The difference between a retail pharmacy and specialty pharmacy is the type of medical conditions treated, type of medication dispensed, and level of involvement with patient treatment.
Retail pharmacies, also called community pharmacies, typically provide OTC and prescription medications to treat common conditions such as high blood pressure, diabetes, and pain.
Specialty pharmacies focus on patients with chronic health conditions requiring complex treatment therapies.
Retail pharmacies dispense a wide range of medications for common illnesses to large populations. These medications may or may not have high costs, are widely available at retail pharmacies, and typically do not require extensive ongoing clinical management and patient monitoring.
Specialty pharmacies dispense a limited number of medications used to treat chronic and complex illnesses such as cancer, multiple sclerosis, and rare genetic conditions. These medications generally have a higher cost, may be limited in supply, and require ongoing monitoring and extensive patient education.
Specialty pharmacies may opt to obtain additional certifications, such as accreditation from the Pharmacy Compounding Accreditation Board (PCAB) or certification from an organization approved by the Centers for Medicare and Medicaid Services (CMS).
Both retail pharmacies and specialty pharmacies must obtain state pharmacy licenses to operate legally. States license retail pharmacies under a community or retail pharmacy category while the appropriate license category for specialty pharmacies vary by state.
Commonly Asked Questions
What types of patients do specialty pharmacies serve?
Answer: Specialty pharmacies focus on patients with chronic health conditions requiring complex treatment therapies for illnesses such as cancer, multiple sclerosis, and rare genetic conditions.

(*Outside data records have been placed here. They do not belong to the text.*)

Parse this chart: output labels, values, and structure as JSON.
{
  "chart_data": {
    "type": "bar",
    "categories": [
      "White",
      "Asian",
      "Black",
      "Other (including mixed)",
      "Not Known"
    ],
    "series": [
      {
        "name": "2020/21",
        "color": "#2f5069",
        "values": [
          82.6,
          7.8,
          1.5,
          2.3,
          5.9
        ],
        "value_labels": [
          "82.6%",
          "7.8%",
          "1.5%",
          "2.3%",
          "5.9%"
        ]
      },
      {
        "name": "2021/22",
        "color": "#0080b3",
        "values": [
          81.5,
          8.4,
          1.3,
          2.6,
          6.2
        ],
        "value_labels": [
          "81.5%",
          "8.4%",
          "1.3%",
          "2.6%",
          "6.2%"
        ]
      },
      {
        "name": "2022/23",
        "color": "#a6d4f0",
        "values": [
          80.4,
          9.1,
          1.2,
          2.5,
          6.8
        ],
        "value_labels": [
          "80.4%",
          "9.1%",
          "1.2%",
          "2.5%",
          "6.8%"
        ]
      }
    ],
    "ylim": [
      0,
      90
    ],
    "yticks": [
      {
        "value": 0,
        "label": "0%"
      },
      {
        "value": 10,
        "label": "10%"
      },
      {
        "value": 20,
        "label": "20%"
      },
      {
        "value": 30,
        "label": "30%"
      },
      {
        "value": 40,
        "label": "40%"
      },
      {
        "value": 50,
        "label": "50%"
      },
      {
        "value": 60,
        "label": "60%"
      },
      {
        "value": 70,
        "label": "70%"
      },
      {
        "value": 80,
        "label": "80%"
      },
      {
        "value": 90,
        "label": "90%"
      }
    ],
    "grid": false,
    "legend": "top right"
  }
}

How does accreditation for specialty pharmacies differ from those of retail pharmacies?
Answer: Because of the highly specialized services provided by specialty pharmacies, these pharmacies may decide to obtain multiple accreditations specific to their services. Accreditations, such as accreditation from the Pharmacy Compounding Accreditation Board (PCAB), can add value to a specialty pharmacy by driving quality and improving patient care.
Are there any commonalities in the state licensing process for all types of pharmacies?
Answer: Yes, all pharmacies are generally required to meet certain staffing requirements, comply with state regulations related to the dispensing of medications, and maintain proper licensure and certification.
How can a pharmacy determine which licenses and certifications it needs to operate in a specific state?
Answer: The specific requirements for operating a pharmacy in a given state can vary so it's important to consult with a licensing expert or regulatory agency to determine the license type necessary to operate legally.